An author: Mike Stonebraker


The paper outlines a complete column-based DBMS.

Most database systems are row-based, which allows efficient writes, which is suited to OLTP (online transaction processing).

Column-stores are read-optimised, storing each attribute of a table in its own separate column. This fact allows easier compression of overall data, by looking at single columns alone.

Overview of the System[edit]

A table is represented in multiple "projections". A projection is group of the columns of a table, sorted on a certain attribute. Multiple projections of a table may exist in order to aid in query optimisation, being divided over nodes in a grid of computers in order for the tables to be available even if a node containing a certain projection goes down.

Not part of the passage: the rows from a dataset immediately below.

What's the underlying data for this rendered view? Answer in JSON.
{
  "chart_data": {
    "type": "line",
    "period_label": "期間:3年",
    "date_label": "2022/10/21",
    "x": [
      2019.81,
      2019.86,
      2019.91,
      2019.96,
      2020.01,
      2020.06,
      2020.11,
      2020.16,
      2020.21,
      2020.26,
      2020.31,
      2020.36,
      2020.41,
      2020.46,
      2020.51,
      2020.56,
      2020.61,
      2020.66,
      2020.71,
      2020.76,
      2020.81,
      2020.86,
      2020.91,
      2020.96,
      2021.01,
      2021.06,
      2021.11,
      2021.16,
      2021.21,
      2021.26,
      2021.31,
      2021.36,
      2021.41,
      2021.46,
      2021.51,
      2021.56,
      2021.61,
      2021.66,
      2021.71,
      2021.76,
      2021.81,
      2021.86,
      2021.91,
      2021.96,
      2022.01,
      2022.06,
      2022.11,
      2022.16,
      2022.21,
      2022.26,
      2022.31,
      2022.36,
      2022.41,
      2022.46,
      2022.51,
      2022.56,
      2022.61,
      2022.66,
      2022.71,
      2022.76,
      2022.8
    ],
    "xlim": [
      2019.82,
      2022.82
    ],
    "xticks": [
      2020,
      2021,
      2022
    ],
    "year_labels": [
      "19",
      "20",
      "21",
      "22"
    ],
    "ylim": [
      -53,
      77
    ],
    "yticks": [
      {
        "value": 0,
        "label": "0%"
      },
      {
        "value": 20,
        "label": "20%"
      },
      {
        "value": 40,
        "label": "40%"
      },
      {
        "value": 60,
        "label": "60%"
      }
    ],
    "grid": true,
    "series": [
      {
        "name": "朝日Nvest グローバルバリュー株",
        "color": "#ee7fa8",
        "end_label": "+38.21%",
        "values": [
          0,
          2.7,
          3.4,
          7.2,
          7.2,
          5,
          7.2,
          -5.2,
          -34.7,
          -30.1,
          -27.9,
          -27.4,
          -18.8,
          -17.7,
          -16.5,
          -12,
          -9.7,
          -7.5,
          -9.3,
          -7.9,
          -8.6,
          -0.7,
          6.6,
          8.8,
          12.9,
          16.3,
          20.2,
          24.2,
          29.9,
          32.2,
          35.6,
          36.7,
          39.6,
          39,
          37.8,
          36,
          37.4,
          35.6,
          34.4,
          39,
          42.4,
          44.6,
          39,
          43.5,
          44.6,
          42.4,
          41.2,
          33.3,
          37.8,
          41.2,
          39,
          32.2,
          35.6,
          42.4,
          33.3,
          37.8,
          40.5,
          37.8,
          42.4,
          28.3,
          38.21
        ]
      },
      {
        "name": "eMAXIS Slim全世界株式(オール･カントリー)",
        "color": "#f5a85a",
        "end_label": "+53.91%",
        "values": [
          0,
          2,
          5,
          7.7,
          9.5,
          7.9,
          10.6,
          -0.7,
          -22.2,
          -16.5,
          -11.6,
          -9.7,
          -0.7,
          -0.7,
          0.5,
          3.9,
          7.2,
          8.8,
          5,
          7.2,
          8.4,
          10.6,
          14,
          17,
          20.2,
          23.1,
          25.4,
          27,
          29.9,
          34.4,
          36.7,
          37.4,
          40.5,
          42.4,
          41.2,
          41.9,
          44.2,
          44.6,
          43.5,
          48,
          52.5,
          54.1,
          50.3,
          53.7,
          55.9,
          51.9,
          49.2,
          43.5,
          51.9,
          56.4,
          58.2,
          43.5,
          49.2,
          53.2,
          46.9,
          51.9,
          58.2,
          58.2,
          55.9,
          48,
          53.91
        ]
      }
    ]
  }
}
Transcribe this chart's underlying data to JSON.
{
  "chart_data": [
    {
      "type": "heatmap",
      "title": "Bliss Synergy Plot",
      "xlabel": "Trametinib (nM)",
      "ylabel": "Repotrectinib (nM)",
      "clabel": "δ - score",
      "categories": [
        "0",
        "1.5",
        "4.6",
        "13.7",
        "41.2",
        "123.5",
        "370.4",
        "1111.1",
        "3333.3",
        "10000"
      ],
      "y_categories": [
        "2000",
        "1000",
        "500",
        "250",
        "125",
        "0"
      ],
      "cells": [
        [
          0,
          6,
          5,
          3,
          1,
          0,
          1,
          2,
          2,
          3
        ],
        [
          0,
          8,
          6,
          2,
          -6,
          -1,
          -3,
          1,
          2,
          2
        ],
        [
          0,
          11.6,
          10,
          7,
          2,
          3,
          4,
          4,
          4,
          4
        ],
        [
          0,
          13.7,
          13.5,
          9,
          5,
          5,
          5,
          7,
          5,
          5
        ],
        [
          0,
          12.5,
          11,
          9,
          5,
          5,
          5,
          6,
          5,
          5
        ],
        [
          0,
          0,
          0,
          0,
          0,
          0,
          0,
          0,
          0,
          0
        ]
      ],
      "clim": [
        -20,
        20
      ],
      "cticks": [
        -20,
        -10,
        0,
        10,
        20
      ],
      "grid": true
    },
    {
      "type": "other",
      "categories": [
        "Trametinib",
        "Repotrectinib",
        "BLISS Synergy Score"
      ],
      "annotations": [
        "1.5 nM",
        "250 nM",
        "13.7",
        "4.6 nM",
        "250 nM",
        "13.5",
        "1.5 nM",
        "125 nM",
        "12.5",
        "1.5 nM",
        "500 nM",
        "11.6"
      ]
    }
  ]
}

The system is made from a read-optimised column store (RS), a write-optimised column store (WS) and a "tuple mover" from the latter to the former. When a write is made to the system, the new elements are moved from the WS to the RS. The tuple mover takes care of correctly updating the various projections, and of the sort orders.


A projection of a table T is a projection of that table, possibly with columns from other tables which are connected to T by a foreign key path. A projection's columns are horizontally partitioned into segments, each row in a segment having its own storage key. (s: Segment ID, k: Storage Key).

The union of columns of every projection of a table T must include the columns of T. Projections may be joined with join indexes.

Join Index
Projections T1 and T2 may be joined by common attributes. Defined by a table, for each segment M of T1 and each row R of M, of tuples of the form (s, k) where s is a segment of T2 and k is a storage key in that segment. A join index may be viewed as a re-ordering of the segments of T1.

The system aims to find the segmentation and projection of the data that optimises performance and storage safety over the nodes which it controls. This is done based on a typical useage plan given by the DBA.

The components of the System[edit]


Columns are compressed based on how they are sorted, and the number of distinct values in columns.


Columns are stored as in RS, but also with explicit storage keys. Uncompressed because writing needs to be efficient.